I was inspired by your answer and played a bit around with my code, and I came up with the following solution to populate the point_data attribute after the merged clean mesh is obtained.

# Initial part of the script generating the PolyData objects stored as in the list meshes
# ...
# Merge all the mesh segments together
merged_box_beam_mesh = meshes[0].merge(meshes[1:])
# Clean the obtained mesh by merging points closer than a specified tolerance
cleaned_box_beam_mesh = merged_box_beam_mesh.clean(tolerance=element_length / 100)

# Tag the points based on the faces they belong to
# Step 1: gather the indices of points that form each face
cells = cleaned_box_beam_mesh.faces.reshape(-1, 5)[:, 1:]  # assume quad cells
point_indices = cells.flatten()  # flatten the cells array to get a list of point indices, repeated per cell occurrence
cell_tags_repeated = np.repeat(cleaned_box_beam_mesh.cell_data['tag'], 4)  # array of the same shape as point_indices, where each cell tag is repeated for each of its points
# Step 2: Map cell tags to point tags using an indirect sorting approach
sort_order = np.argsort(point_indices)  # get the sort order to rearrange the point indices
sorted_point_indices = point_indices[sort_order]  # sort the point indices
sorted_tags = cell_tags_repeated[sort_order]  # sort the cell tags in the same order
_, boundaries_indices = np.unique(sorted_point_indices, return_index=True)  # find the boundaries between different points in the sorted point indices
# Step 3: Split the sorted tags array at these boundaries to get lists of tags for each point
tags_split = np.split(sorted_tags, boundaries_indices[1:])  # split the sorted tags array at the boundaries to get lists of tags for each point
point_tags_list = np.array([', '.join(tags) for tags in tags_split])  # convert each list of tags into a comma-separated string
cleaned_box_beam_mesh.point_data['tags'] = point_tags_list  # apply the tags to the point_data of the mesh

Then I can easily retrieve the indices of the points of a part of my mesh with the following code.

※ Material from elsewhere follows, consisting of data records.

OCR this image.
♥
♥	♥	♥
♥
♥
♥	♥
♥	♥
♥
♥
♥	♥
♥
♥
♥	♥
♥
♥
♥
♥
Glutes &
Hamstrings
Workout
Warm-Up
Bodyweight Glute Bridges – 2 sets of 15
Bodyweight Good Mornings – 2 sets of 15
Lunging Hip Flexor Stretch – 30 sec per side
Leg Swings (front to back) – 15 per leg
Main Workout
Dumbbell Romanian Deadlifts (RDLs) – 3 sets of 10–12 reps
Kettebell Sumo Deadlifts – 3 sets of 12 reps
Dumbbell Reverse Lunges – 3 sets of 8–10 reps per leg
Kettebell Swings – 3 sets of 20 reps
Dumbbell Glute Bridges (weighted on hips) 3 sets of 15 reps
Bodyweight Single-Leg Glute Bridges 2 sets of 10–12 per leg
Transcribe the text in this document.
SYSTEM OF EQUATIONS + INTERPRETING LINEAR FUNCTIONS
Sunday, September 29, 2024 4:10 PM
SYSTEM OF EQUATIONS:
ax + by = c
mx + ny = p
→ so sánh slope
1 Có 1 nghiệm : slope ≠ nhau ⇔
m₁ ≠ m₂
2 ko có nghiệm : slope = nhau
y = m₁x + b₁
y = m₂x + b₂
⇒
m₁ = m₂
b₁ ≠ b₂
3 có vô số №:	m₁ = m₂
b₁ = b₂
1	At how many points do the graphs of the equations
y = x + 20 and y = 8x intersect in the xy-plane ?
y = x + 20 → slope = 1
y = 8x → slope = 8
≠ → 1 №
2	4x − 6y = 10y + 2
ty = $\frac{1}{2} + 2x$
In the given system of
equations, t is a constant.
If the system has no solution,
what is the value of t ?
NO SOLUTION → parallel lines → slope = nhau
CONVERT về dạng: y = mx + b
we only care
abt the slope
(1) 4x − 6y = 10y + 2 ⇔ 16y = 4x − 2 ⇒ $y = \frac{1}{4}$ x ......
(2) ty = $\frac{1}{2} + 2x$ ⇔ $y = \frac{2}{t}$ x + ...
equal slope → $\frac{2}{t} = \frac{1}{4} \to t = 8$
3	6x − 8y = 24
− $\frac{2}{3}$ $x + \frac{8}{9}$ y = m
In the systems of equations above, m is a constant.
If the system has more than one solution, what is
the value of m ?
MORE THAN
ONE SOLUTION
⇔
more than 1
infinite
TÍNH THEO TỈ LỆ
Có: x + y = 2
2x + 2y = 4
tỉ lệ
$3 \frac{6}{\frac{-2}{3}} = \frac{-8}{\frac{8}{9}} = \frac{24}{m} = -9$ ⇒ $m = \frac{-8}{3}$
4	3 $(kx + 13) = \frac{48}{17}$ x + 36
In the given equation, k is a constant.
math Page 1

nodes_xyz_array = cleaned_box_beam_mesh.points  # get xyz coordinates of all nodes
top_skin_points_indices = np.flatnonzero(np.char.find(cleaned_box_beam_mesh.point_data['tags'], "top skin")!=-1)  # find indices of top skin points by looking for "top skin" tag

For the moment, this achieves what I want.

Nevertheless, would it still be worth considering the implementation of a more automatic way to handle literal tags of faces and points?